Ahí están, uno junto al otro. Se miran y se buscan para reconocerse y sentirse.
La habitación es oscura, pero no les importa. Los libros, los papeles y los trastos antiguos se amontonan unos sobre otros como eternos depositarios de polvo y por la ventana entreabierta disminuye progresiva la luz crepuscular. Ellos se miran.
Despacio, él posa una mano sobre el cuerpo de ella en una singular caricia y comienza a deslizarla en un recorrido por cada una de sus curvas.
La guitarra empieza a cantar, tenue. Él expresa, ella lo convierte en música.
Tras la ventana el mundo ruge, grita y se rebela para someterse después, sumiso, a los designios de unos pocos. Personas luchan. Ganan y pierden. Nacen y mueren. Ríen. Lloran. Corren. ¡Saltan!
La tierra gira vertiginosa e imparable, intentando escapar de sí misma en un juego de niños.
Mientras, ellos armonizan la vida, vuelven melodías de paz las palabras de odio, hacen acordes de buenos y malos y vibran las cuerdas en una escala de risas completas e infantiles.
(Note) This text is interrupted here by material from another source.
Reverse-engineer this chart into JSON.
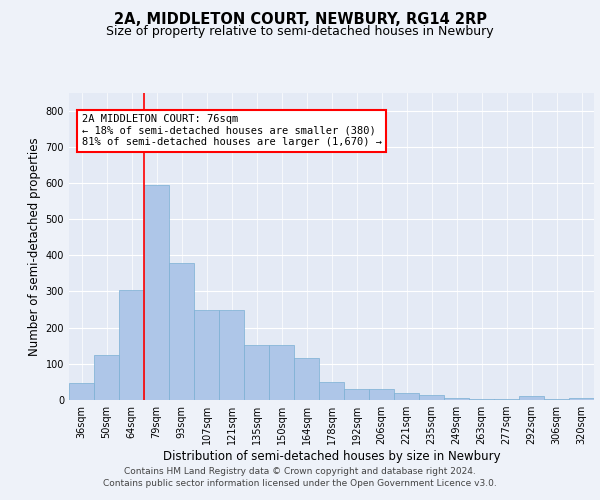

El artista toca, crea y siente. Habla de él, del mundo, del universo y del infinito; de lo concreto y abstracto; cuenta historias de dragones y princesas, de detectives y asesinos y de tardes tranquilas en la playa.
De pronto, en cadencia perfecta, el Fa pasa a Si menor, el Re bemol a Sol mayor y ahí, en una levedad sostenida, se extingue el sonido, se acaba la magia. El artista inspira, mira su guitarra, mira la habitación y mira hacia fuera. Ha calmado al mundo y a sí, ha enamorado al tiempo, que se paró a charlar con él y ha acunado a la vida. Ha unido lenguas, razas y experiencias, ha compartido su alma, se ha superado para llegar más allá y, sobre todo, se ha sentido vivo, creador y creado. La música le guiaba, le seducía, ella a él y él a ella, le susurraba.
Vuelve a mirar la guitarra. Buenas noches, música,la acaricia con su voz mientras la guarda.
Al cerrar la ventana de la habitación, un breve olor le rasca la nariz. Magia, risa, paz, esperanza, felicidad. Música.